Cuento esta pequeña anécdota con la intención de remarcar un aspecto determinado de entre los muchos reseñables en la obra de Ray Bradbury, un escritor sin duda adelantado a su tiempo. Porque no sólo nos deja sus maravillosas narraciones, nos deja también una manera de entender el género que, sometida durante media centuria por la tendencia canónica, ha resurgido en este siglo XXI para dignificarlo, para otorgarle el reconocimiento exterior que siempre buscó. Bradbury, que entendió la ciencia ficción como medio para explorar la realidad desde la memoria, que prefirio la reivindicación nostálgica al relato tecnificado y explicativo, nos deja el mismo día que le es concedido el premio Príncipe de Asturias de las letras a Philip Roth, el autor, entre otras excelencias, de La conjura contra América, un libro de cf sin ninguna ambición científica.

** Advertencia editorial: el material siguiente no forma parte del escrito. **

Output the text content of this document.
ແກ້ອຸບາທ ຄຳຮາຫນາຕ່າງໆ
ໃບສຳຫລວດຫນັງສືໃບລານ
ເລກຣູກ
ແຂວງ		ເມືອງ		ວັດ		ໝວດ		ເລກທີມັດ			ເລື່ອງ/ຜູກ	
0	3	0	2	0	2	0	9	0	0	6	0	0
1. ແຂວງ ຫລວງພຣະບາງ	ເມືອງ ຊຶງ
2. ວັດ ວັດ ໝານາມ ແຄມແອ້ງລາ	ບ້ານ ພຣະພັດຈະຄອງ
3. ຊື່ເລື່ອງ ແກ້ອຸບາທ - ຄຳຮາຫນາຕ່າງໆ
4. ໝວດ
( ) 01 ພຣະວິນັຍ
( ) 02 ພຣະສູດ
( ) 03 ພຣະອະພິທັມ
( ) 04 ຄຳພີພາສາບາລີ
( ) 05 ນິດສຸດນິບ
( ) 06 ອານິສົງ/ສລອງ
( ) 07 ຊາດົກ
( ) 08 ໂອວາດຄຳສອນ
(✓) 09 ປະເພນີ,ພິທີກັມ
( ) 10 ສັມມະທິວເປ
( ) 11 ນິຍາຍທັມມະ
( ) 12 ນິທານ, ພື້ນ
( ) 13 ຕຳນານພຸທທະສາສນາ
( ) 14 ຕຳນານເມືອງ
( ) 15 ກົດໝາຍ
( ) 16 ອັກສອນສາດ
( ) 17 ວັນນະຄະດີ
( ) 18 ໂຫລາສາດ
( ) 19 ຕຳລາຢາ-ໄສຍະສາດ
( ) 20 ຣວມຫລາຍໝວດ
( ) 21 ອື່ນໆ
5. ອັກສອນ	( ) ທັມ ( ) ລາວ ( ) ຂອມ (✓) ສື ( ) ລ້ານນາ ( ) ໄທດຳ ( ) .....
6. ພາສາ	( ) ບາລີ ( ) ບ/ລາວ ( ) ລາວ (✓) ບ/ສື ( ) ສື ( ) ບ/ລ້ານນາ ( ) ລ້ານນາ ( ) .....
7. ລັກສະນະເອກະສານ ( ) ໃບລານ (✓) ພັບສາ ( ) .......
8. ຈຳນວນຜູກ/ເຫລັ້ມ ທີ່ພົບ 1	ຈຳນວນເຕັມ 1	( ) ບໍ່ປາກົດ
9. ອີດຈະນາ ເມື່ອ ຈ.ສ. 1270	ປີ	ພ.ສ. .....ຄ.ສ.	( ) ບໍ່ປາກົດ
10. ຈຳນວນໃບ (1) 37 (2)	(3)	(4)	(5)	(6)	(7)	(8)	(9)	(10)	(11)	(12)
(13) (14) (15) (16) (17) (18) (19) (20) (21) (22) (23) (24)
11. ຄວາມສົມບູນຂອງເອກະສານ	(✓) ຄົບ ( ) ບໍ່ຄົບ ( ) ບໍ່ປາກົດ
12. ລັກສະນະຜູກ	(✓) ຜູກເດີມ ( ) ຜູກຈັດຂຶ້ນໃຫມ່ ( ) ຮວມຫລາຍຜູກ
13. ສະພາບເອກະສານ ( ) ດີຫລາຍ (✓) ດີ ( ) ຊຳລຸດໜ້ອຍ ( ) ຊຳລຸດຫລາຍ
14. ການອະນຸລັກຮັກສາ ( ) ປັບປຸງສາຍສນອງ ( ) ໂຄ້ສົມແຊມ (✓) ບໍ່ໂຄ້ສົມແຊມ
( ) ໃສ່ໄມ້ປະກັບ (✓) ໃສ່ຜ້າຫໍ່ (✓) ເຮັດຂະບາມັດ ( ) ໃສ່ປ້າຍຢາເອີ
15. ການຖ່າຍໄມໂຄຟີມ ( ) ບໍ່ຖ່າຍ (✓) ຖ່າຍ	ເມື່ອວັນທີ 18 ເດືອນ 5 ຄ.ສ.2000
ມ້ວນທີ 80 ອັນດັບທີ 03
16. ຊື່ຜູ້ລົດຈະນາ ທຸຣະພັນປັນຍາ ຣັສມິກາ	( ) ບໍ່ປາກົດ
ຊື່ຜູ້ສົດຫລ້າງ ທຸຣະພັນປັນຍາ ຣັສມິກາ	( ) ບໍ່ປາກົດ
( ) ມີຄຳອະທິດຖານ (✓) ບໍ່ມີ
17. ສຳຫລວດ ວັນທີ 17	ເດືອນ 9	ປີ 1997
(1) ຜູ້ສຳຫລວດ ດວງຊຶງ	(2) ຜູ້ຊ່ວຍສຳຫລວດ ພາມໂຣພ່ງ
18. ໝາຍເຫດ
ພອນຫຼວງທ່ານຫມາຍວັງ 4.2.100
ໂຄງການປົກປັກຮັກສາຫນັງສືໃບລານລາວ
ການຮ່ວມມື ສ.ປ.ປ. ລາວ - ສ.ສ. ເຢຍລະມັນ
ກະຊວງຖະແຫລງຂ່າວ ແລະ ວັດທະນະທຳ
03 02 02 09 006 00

Repasen todas esas magníficas obras que durante estos últimos años, desde la gran literatura, han puesto a la cf donde debía estar, y fíjense en qué tienen en común. Todas usan el elemento diferencial del género (clones, ucronía, apocalipsis) como excusa, para configurar un escenario. En ninguna se entra en ella, sólo es una herramienta que permite a los autores exponer aquellos temas en los que pretendían profundizar. Son novelas que por ello, a pesar de su indudable calidad literaria, han sido calificadas como "mala ciencia ficción". Mala ciencia ficción... ¿Lo es Crónicas marcianas, con su Marte imposible, su ingenuidad tecnológica y su irrelevancia científica? ¿Es mala ciencia ficción una de las dos o tres mejores obras de su centenaria historia? Algún día nos tendremos que sentar todos los aficionados y decidir de una vez qué entra y que no en este sacrosanto género. Si la nueva definición deja fuera obras maestras de la literatura como las creadas por Ray Bradbury, no cuenten conmigo.